Friday, September 25, 2015

Drugs and Crime

There are several things which alter our behavior by altering our state of mind. One such thing is a book. Marx’s manuscripts cause criminal activity because they call attention to the arbitrary nature of the distribution of property. Thoreau’s essays cause criminal activity because they call attention to the arbitrary nature of man-made laws.

Can we rule out the possibility that the mechanisms by which certain drugs cause criminal activity follow a similar pattern to those by which books cause criminal activity? Are we certain that drugs do not produce a state of mind in which users become more aware of certain truths that are inconvenient for the ruling regime?

Perhaps when an underclass man uses drugs, he becomes more aware of the injustice to which he has been subjected by the ruling regime. Perhaps this is what causes him to behave in ways that are inconvenient for the regime. Perhaps the drug gives him the courage to stand up for his interests, rather than passively allowing himself to be deprived of his share of the material goods on the planet.
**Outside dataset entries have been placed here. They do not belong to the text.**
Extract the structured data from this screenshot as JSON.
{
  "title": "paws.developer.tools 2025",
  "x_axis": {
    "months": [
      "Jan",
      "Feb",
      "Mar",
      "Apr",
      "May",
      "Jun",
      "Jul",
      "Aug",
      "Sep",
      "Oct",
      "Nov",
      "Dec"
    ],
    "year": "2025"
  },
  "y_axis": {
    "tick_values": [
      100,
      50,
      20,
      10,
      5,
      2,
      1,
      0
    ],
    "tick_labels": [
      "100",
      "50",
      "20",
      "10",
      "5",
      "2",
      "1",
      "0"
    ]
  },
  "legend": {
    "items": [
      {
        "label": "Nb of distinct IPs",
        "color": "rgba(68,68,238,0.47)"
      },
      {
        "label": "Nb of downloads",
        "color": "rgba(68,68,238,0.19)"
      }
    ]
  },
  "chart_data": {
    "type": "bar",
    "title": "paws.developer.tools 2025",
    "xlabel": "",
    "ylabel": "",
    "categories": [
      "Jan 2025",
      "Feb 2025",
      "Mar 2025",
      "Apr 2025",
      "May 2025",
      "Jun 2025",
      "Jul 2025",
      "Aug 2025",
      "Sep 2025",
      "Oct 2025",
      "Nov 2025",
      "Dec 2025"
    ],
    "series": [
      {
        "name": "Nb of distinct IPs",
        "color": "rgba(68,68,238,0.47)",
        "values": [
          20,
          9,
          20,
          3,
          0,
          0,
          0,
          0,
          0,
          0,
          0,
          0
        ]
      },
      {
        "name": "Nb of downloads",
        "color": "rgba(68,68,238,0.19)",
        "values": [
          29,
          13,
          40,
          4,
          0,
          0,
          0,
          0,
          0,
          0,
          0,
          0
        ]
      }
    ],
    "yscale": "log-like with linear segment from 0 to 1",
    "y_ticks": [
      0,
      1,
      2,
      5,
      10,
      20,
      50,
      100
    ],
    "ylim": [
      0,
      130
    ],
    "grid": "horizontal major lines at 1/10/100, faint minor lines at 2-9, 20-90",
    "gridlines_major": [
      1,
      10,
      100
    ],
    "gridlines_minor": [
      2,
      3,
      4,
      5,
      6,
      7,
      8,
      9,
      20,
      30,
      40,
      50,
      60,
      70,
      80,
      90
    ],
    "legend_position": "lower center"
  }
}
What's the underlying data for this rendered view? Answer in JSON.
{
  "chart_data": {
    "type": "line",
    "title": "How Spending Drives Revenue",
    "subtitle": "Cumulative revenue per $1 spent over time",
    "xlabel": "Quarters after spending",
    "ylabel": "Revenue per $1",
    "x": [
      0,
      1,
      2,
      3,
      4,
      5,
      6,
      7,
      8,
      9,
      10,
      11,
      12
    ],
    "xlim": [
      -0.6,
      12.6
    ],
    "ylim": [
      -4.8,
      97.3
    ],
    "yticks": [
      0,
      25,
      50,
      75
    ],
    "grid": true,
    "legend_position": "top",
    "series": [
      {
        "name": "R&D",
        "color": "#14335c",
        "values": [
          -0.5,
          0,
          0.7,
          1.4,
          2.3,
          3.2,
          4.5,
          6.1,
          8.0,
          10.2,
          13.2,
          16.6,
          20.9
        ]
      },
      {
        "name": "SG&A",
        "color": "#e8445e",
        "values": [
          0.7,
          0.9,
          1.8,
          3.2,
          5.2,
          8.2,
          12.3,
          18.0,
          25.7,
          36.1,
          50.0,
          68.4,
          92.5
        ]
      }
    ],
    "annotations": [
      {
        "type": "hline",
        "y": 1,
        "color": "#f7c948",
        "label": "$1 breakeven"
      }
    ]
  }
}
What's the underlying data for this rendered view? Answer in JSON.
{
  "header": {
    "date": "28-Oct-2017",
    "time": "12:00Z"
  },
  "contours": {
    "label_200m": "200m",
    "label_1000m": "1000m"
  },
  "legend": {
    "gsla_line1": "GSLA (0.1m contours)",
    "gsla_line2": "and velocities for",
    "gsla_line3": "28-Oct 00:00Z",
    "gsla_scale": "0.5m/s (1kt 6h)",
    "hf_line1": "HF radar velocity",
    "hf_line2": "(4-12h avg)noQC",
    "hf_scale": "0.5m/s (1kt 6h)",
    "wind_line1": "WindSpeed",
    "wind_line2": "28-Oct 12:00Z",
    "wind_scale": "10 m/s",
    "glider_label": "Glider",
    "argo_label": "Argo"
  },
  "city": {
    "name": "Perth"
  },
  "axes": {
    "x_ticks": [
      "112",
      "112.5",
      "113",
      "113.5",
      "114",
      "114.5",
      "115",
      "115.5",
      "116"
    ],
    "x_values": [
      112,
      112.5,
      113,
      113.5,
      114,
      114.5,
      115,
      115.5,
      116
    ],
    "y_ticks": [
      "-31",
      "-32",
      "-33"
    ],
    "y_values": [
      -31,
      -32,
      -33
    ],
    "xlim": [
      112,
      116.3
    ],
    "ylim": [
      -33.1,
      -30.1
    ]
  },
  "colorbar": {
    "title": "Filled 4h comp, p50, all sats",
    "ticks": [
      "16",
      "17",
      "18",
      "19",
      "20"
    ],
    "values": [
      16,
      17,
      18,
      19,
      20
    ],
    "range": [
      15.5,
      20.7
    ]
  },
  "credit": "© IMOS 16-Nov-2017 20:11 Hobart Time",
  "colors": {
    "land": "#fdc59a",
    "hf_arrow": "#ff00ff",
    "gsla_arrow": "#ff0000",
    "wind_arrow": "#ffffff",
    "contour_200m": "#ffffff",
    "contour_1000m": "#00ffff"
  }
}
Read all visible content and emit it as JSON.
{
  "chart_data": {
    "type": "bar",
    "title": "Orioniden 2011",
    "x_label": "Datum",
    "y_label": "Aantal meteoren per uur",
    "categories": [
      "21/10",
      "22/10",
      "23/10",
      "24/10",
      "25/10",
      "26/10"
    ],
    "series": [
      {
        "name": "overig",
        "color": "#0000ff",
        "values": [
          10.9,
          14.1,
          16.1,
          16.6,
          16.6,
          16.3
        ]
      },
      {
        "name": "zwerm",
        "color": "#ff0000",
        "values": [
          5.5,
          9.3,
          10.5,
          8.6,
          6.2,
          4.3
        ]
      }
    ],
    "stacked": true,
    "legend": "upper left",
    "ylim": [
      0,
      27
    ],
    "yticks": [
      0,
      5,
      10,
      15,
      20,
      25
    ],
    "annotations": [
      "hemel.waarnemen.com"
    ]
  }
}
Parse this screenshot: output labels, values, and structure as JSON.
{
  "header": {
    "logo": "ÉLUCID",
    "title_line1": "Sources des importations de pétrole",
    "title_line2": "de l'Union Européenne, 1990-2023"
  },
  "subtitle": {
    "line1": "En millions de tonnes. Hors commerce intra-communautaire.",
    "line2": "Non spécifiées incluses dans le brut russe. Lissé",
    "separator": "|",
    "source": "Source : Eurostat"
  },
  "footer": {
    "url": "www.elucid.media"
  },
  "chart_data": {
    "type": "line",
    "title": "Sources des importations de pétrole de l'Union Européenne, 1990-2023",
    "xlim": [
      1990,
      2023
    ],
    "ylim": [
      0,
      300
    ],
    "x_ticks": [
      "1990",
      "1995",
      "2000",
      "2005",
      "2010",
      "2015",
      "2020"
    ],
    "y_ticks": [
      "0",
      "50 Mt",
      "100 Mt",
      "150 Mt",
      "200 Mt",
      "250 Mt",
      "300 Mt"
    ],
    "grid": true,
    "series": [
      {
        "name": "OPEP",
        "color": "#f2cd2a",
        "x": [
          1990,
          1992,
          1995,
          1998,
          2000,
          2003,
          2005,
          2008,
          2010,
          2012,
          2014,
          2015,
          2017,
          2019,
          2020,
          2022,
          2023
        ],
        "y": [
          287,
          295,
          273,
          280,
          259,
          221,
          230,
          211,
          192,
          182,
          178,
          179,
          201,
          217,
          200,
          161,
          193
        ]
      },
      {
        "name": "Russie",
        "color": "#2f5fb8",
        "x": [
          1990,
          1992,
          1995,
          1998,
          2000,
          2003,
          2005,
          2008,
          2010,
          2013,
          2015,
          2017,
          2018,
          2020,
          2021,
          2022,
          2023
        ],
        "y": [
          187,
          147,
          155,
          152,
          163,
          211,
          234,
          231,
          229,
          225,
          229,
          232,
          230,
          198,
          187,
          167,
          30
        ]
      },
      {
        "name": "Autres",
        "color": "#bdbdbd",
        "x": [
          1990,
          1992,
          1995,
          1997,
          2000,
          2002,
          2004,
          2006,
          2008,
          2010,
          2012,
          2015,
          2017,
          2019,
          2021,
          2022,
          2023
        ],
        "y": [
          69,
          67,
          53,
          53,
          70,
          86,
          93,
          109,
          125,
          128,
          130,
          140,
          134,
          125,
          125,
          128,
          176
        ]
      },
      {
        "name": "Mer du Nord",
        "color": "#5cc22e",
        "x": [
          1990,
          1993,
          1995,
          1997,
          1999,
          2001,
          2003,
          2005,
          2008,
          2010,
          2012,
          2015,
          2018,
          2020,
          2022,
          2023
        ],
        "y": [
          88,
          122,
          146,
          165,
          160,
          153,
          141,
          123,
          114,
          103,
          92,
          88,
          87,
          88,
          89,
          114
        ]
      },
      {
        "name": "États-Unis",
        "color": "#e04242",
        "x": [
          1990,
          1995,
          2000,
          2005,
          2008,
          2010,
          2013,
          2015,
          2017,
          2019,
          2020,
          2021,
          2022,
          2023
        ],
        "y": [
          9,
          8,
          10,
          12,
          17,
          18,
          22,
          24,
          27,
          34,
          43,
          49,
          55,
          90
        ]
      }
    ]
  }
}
Not only is the underclass man deprived of his share of ownership in capital, he is also deprived of his drug of choice, the one thing that might have put him in a state of mind in which he could endure the ascetic lifestyle imposed upon him by the regime. If drug prohibition doesn't keep him from his drug of choice, it certainly makes the drug fabulously expensive, when it might have been as cheap as aspirin.

When the underclass man chooses to ransack and pillage society in order to pay for his drug of choice, I interpret this as society getting its just deserts for the manner in which it has treated him. It is not the underclass man who is to be blamed for his crimes, not when the regime is so cruel as to deprive him even of the few cheap things that would comfort him in his misery. When the underclass man breaks into my house and shoots me to get money for his drug of choice, this is fate delivering to me my just deserts for having done nothing while society abused him.

If the bourgeois believes drugs nullify the intellect, this is very likely because his primary experience with mind-altering substances is with ethanol. Ethanol also produces a vast array of cognitive alterations. But awareness of the regime’s injustice and the courage to rebel against it do not happen to be among them.

A regime that abhors criticism keeps its citizens fully immersed at all times. Its rule is like water to the fish. Such a regime permits those drugs which further submerge us in unawareness. But it never permits us to elevate ourselves to a state of awareness in which our aspirations might surpass the artificial boundaries the regime has imposed.